Onondaga

Variant name of place

Onondage

Geographic position

42.9781° N, 76.1983° W

Sources

Jennings, Francis, ed. The History and Culture of Iroquois Diplomacy: An Interdisciplinary Guide to the Treaties of the Six Nations and their League. Syracuse: Syracuse University Press, 1985; Johansen, Bruce. The Native Peoples of North America: A History. New Brunswick: Rutgers University Press, 2006; Geo coordinates at https://www.google.com/#q=geographic+coordinates+of+onondaga+ny.

General note

Onondaga village was the primary settlement of the Onondaga Nation in Onondaga territory, an area in upstate New York, southeast of Lake Ontario. The Onondagas are one of the original Six Nations of the Haudenosaunee (Iroquois Confederacy). Because their traditional homeland was centrally located, with the Cayuga and Seneca Nations to the west and the Oneida and Mohawk, and later the Tuscarora, Nations to the east, Onondaga village became the capital or place of the council fire in the figurative longhouse of the Confederacy.

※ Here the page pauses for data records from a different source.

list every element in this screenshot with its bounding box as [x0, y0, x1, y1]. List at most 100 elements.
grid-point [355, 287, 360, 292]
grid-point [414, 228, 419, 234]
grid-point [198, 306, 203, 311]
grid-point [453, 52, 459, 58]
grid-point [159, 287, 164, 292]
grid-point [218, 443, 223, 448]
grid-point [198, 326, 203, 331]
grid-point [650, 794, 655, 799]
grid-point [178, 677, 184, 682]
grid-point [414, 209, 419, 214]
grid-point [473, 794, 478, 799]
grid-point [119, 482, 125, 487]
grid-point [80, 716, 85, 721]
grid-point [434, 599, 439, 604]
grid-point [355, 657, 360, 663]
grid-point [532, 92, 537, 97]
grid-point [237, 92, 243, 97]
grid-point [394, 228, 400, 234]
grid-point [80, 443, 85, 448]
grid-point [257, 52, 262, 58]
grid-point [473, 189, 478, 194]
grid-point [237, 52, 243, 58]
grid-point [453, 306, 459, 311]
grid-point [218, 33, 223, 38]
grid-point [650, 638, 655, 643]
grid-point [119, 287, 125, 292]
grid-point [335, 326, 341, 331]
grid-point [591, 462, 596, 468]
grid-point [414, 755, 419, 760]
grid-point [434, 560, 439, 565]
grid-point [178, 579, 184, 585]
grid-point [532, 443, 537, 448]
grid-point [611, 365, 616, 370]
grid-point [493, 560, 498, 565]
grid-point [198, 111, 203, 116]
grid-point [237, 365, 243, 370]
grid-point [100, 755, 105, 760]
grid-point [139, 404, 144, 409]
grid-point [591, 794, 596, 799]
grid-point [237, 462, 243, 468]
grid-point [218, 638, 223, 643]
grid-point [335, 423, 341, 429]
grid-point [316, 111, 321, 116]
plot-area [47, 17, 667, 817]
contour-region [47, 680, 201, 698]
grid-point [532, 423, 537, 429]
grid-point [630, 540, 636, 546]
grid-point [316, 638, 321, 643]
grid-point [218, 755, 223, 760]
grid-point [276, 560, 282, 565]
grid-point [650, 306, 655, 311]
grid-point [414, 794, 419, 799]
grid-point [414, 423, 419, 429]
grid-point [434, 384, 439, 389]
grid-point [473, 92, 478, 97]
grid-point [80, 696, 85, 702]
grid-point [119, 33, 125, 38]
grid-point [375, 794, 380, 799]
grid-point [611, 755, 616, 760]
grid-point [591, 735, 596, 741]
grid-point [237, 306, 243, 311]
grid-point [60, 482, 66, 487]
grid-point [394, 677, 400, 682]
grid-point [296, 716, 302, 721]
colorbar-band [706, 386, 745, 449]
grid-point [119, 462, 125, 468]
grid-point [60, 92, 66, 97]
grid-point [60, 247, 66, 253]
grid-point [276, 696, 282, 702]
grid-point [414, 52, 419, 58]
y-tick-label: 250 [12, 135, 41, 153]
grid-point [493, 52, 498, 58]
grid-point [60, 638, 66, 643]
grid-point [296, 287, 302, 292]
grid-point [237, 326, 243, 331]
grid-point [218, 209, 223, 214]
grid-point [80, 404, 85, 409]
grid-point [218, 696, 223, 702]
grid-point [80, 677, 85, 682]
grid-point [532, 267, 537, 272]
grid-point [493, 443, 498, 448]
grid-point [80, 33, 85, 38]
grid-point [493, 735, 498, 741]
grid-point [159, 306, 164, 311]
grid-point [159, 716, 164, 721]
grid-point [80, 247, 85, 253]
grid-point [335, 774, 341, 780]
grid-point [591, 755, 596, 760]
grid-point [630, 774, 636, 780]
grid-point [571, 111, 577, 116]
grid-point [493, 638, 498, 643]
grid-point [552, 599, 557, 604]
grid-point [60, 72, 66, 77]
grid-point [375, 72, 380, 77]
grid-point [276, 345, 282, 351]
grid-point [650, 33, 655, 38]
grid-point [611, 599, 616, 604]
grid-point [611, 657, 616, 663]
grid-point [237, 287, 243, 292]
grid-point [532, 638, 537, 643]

Thus, the Onondagas are known as "the keepers of the fire." The name "Onondaga" means hill place, but the location of the village changed several times, until in 1720, it was moved to Onondaga Creek. In 1764, Wheelock sent Samuel Ashpo, a Mohegan separatist minister who attended Moor's Indian School briefly as an adult, as missionary for a season to the Onondagas, where he met with moderate success. On the eve of the American Revolution, Occom reported in his journal for 1774 that the Six Nations were called to gather at Onondaga for a Grand Council. In his attempt to recruit young Native children from more remote tribes, Wheelock sent his son Rodolphus (aka Ralph), accompanied by Joseph Johnson as interpreter, to the Onondaga and Seneca Tribes in April 1768. A difficult ambassador (who probably suffered from epilepsy and was prickly even at his best), Ralph was unsuccessful. In ms. 768302 Johnson speculates that the "Back nations . . . are too much overcome by french principles or reather fast in the divils clutches" to accept a Congregational missionary. Although the Onondagas tried to remain neutral during the Revolutionary War, some fought with the British. In retaliation, in April 1779, Continental troops targeted the village of Onondaga and destroyed the fifty houses along Onondaga Creek that had been abandoned as their inhabitants fled. Many took refuge with Mohawk leader (and Moor's graduate) Joseph Brant in Six Nations, Ontario, and their homeland was ceded to the state of New York, but some land was kept for a Reservation. In 1798, the town of Onondaga was incorporated from parts of other towns settled by Anglo-Americans that were former sites of the Onondaga capital and named for the Tribe. The Haudenosaunee government continues to meet on the Onondaga Reservation, located south of the city of Syracuse.